In that sense, environmental philanthropy is very similar to other patterns of elite giving throughout the ages, and written about in great depth and clarity in Anand Giridharadas’ book “Winners Take All.” In my book I zero in on these same dynamics, yet show how “caring” for the environment becomes a justification for perpetuating deep inequality. Further, nature itself provides a moral “loophole” that permits extravagant spending and natural resource use for homebuilding, so long as it is related to enjoying and protecting nature. More generally, these justifications are rooted in western myths and altruistic assumptions about American conservation, and modeled after titans of yesteryear, such as John D. Rockefeller Jr....


In this case, billionaires use "preserve nature" charity as a way of making the lives of poor people impossible. How much "nature" is actually preserved in the process... is a story that mainstream media can be payed to focus on.
#15153585
QatzelOk wrote:I've never read either of these two information sources.

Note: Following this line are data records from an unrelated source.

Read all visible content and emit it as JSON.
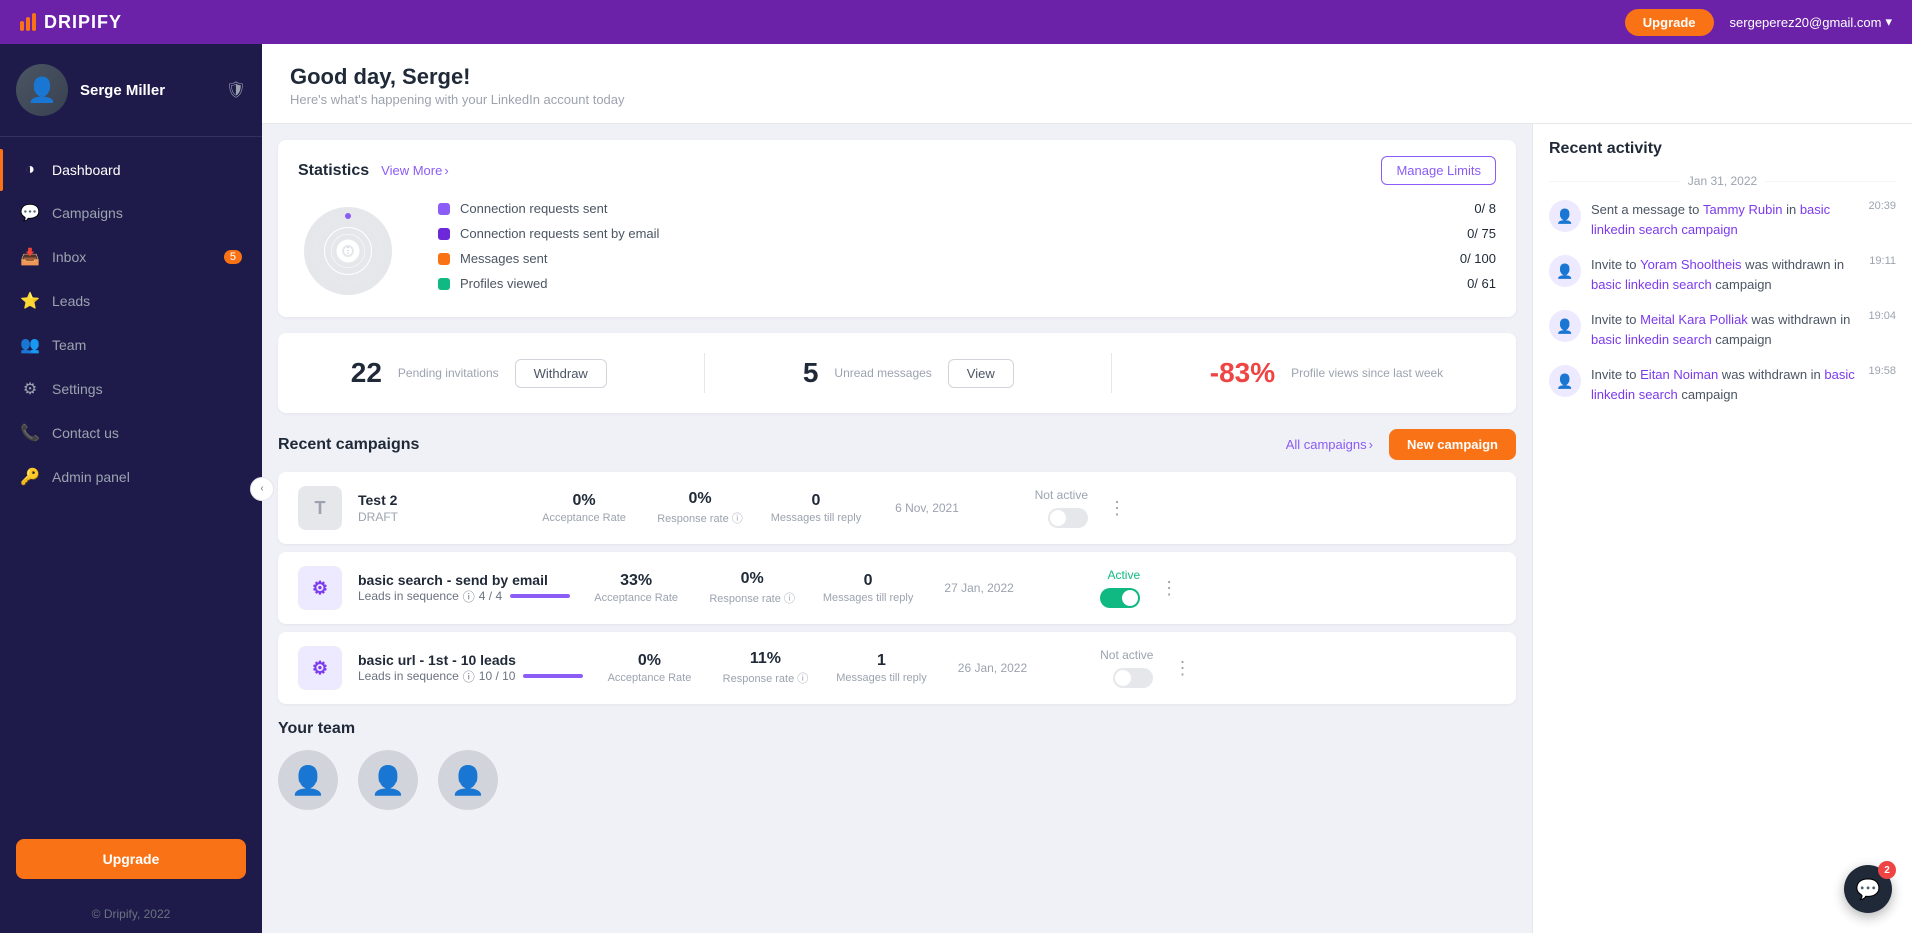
{
  "topnav": {
    "logo_text": "DRIPIFY",
    "upgrade_label": "Upgrade",
    "user_email": "sergeperez20@gmail.com"
  },
  "sidebar": {
    "user_name": "Serge Miller",
    "nav_items": [
      {
        "id": "dashboard",
        "label": "Dashboard",
        "active": true,
        "badge": null
      },
      {
        "id": "campaigns",
        "label": "Campaigns",
        "active": false,
        "badge": null
      },
      {
        "id": "inbox",
        "label": "Inbox",
        "active": false,
        "badge": "5"
      },
      {
        "id": "leads",
        "label": "Leads",
        "active": false,
        "badge": null
      },
      {
        "id": "team",
        "label": "Team",
        "active": false,
        "badge": null
      },
      {
        "id": "settings",
        "label": "Settings",
        "active": false,
        "badge": null
      },
      {
        "id": "contact-us",
        "label": "Contact us",
        "active": false,
        "badge": null
      },
      {
        "id": "admin-panel",
        "label": "Admin panel",
        "active": false,
        "badge": null
      }
    ],
    "upgrade_btn": "Upgrade",
    "footer": "© Dripify, 2022"
  },
  "page": {
    "greeting": "Good day, Serge!",
    "subtitle": "Here's what's happening with your LinkedIn account today"
  },
  "statistics": {
    "title": "Statistics",
    "view_more": "View More",
    "manage_limits": "Manage Limits",
    "items": [
      {
        "label": "Connection requests sent",
        "value": "0/ 8",
        "color": "#8b5cf6"
      },
      {
        "label": "Connection requests sent by email",
        "value": "0/ 75",
        "color": "#6d28d9"
      },
      {
        "label": "Messages sent",
        "value": "0/ 100",
        "color": "#f97316"
      },
      {
        "label": "Profiles viewed",
        "value": "0/ 61",
        "color": "#10b981"
      }
    ]
  },
  "metrics": {
    "pending_count": "22",
    "pending_label": "Pending invitations",
    "withdraw_btn": "Withdraw",
    "unread_count": "5",
    "unread_label": "Unread messages",
    "view_btn": "View",
    "profile_views": "-83%",
    "profile_views_label": "Profile views since last week"
  },
  "campaigns": {
    "title": "Recent campaigns",
    "all_label": "All campaigns",
    "new_btn": "New campaign",
    "list": [
      {
        "icon": "T",
        "icon_type": "draft",
        "name": "Test 2",
        "type": "DRAFT",
        "leads_label": null,
        "leads_progress": null,
        "acceptance": "0%",
        "response": "0%",
        "messages": "0",
        "date": "6 Nov, 2021",
        "status": "Not active",
        "active": false
      },
      {
        "icon": "⚙",
        "icon_type": "gear",
        "name": "basic search - send by email",
        "type": "Leads in sequence",
        "leads_label": "4 / 4",
        "leads_progress": 100,
        "acceptance": "33%",
        "response": "0%",
        "messages": "0",
        "date": "27 Jan, 2022",
        "status": "Active",
        "active": true
      },
      {
        "icon": "⚙",
        "icon_type": "gear",
        "name": "basic url - 1st - 10 leads",
        "type": "Leads in sequence",
        "leads_label": "10 / 10",
        "leads_progress": 100,
        "acceptance": "0%",
        "response": "11%",
        "messages": "1",
        "date": "26 Jan, 2022",
        "status": "Not active",
        "active": false
      }
    ]
  },
  "team": {
    "title": "Your team"
  },
  "activity": {
    "title": "Recent activity",
    "date_label": "Jan 31, 2022",
    "items": [
      {
        "text_before": "Sent a message to ",
        "link1": "Tammy Rubin",
        "text_middle": " in ",
        "link2": "basic linkedin search campaign",
        "text_after": "",
        "time": "20:39"
      },
      {
        "text_before": "Invite to ",
        "link1": "Yoram Shooltheis",
        "text_middle": " was withdrawn in ",
        "link2": "basic linkedin search",
        "text_after": " campaign",
        "time": "19:11"
      },
      {
        "text_before": "Invite to ",
        "link1": "Meital Kara Polliak",
        "text_middle": " was withdrawn in ",
        "link2": "basic linkedin search",
        "text_after": " campaign",
        "time": "19:04"
      },
      {
        "text_before": "Invite to ",
        "link1": "Eitan Noiman",
        "text_middle": " was withdrawn in ",
        "link2": "basic linkedin search",
        "text_after": " campaign",
        "time": "19:58"
      }
    ]
  },
  "chat": {
    "badge": "2"
  }
}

Perhaps you are debating against someone from those spaces on the Internet because you are unable to understand anything that is more grounded in theory.


Here, you are admitting that you didn't understand a reference to theory that I was really hoping you would. And "a high school understanding of Economics" is not enough to argue about the impossibility of capitalist charity.


You are in over your head. Try arguing in the comments section of the news sources you mention as being on your "despise" list. (I am just trying to be helpful : ))



No, I'm debating your inability to understand basic economic principles. You clearly didn't understand Friedman, who argued the opposite of what you claimed. Considering you have lied repeatedly about the few examples you have put forward, I'm not certain you're in a position to criticize others.
#15153663
R2P = Right-to-Pinochet, Wolvenbear wrote:You clearly didn't understand Friedman...

We are all products of our environment. And I understand how Friedman wanted to strip away all social benefits of the poor by calling them "welfare dependent," - meanwhile all humans depend on their social support systems including Friedman, even though he plays the *self-made man and demi-god* to merchant class usury-worshippers.

Friedman's words made it respectable again to rob the poor.

...who argued the opposite of what you claimed. Considering you have lied repeatedly about the few examples you have put forward, I'm not certain you're in a position to criticize others.

Yes, Lies are *the glue* that makes fake charity *a thing* in our late-stage capitalism. In the words of one of its media mouthpieces, lies are the rug that really ties the room together.